Majid is a Professor at Radboud University and Affiliated Researcher at the Max Planck Institute for Psycholinguistics.
It is an odd but important symbol of how humans now sense the world around them: To decide whether the milk in the fridge is drinkable, we are more likely to look at the expiry date stamped on the carton than to stick our nose in the opening and take a whiff. This visual dominance is so pervasive that while we can easily name an orange or lemon from its appearance, we struggle to name the same familiar entities from their smell. Don’t take my word for it. You can test yourself at home. Take some familiar odors found in the kitchen — banana, peanut butter, chocolate, coffee — and ask your nearest and dearest to close their eyes and name those scents. Without being able to see the source, people struggle to name even the most familiar of scents. The impact is astounding: Each year, one third of the food intended for human consumption is lost or wasted; and a regrettable amount of that food waste is because of an over-emphasis on the appearance of food.
Our olfactory limitations are not due to an innate inability to detect or distinguish smells. Humans have such keen noses that we can track a 30-foot-long scent trail of chocolate through a field. We can detect the compound ethyl mercaptan (the odor that gives gasoline its distinctive smell) at concentrations equivalent to three drops diluted in an Olympic-size swimming pool. And moms can recognize their own children from others by smell alone within an hour after they are born. Yet we value our noses so little that 53% of young adults would rather give up their sense of smell than their phone or laptop. They do not appreciate what anosmics (people without a sense of smell) know only too well: without smell, our food isn’t as pleasurable to eat, we are a little less safe and the quality of our social relationships declines.
We have not always been this way. So why does this disconnect between our ability to smell and our ability to talk about this vital sense exist? Our culture has much to do with it. A study I recently coauthored found that hunter-gatherer communities in the Malay Peninsula find odors as easy to talk about as colors, yet for your average Westerner our olfactory life goes past unnoticed and unremarked. Matters are different for the Jahai and Semaq Beri people of the tropical rainforests of the Malay Peninsula. There are only around 1,000 speakers of Jahai today, and not much more than double that for the Semaq Beri. In their lush rainforest surroundings every breath is redolent with the humid, musty smell of the soil; the putrid fumes of nature decomposing; the fragrant wafts of flowers exuding their perfumes.
But odors are not just background notes — they also organize day-to-day life for these communities. According to the Jahai, certain smells can make you sick while others can cure. Several different species of game animal are not washed in the river at the same time or cooked on the same fire because their distinct smells shouldn’t mix.

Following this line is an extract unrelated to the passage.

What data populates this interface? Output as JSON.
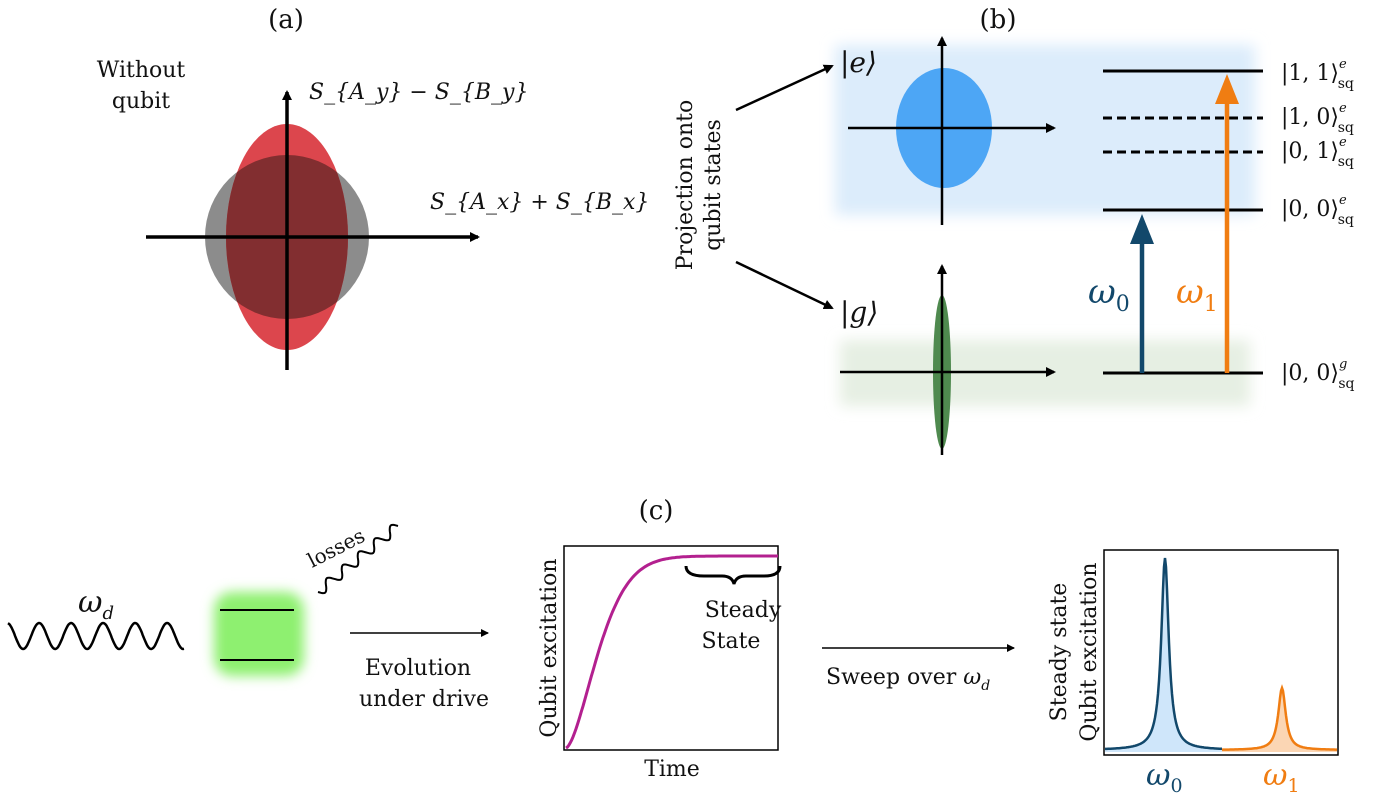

And brother and sister should not sit too close to each other because if their odors mingle it is a type of incest. People manage and monitor the odors around them. Their heightened odor consciousness is also revealed in their elaborate vocabulary for different qualities of smells. For example, haʔɛ̃t (pronounced something like “huh-ed”) is the Jahai word for the unpleasant smell common to tiger, shrimp paste, sap of rubber tree, rotten meat, feces, musk gland of deer, wild pig, burnt hair, old sweat, and lighter gas. It’s a distinct smell from cŋɛs (“chung-ess”), which refers to the smell of petrol, smoke and bat droppings — a stinging sort of smell. And distinct again from pʔus (“puh-oos”) smells associated with old dwellings, some species of mushroom, cooked cabbage, or stale food.
In contrast to the Jahai, we are increasingly detached from our environments. English-speakers know less and less about the flora and fauna around them, marked by, for example, fewer and less precise references to trees. (Would you recognize an oak from a maple, or a Douglas Fir from a Balsam Fir?) And that’s talking about sight, a sense we emphasize.
This change in biological knowledge appeared around the time of the Industrial Revolution, when many people shifted from rural to urban living and abruptly reduced their interactions with the natural world. In a similar vein, anthropologists have suggested our cultural anosmia results from our “deodorized” modern life from which we banish — not just neglect — our sense of smell. We believe the perfect banana should be precisely yellow and curved just right, but few of us bother to notice whether it is fragrantly edible — and fewer still could describe their preferred banana smell. We buy roses for their faultless petals, even though our breeding quest for achieving this visual beauty has meant roses have lost their delectable scent. Our favorite TV shows feature cooking and baking, but we’re spending ever less time in the kitchen practicing our own culinary skills.
All is not lost. We do not need to revert to being hunter-gatherers to hone our olfactory abilities. We may not become quite so eloquent or attuned to odors, but merely smelling odors repeatedly and deliberately can increase your sense of smell, and practicing talk about odors can likewise refine your olfactory language. All it needs is for you to value your sense of smell, and reflect on what it might be trying to tell you.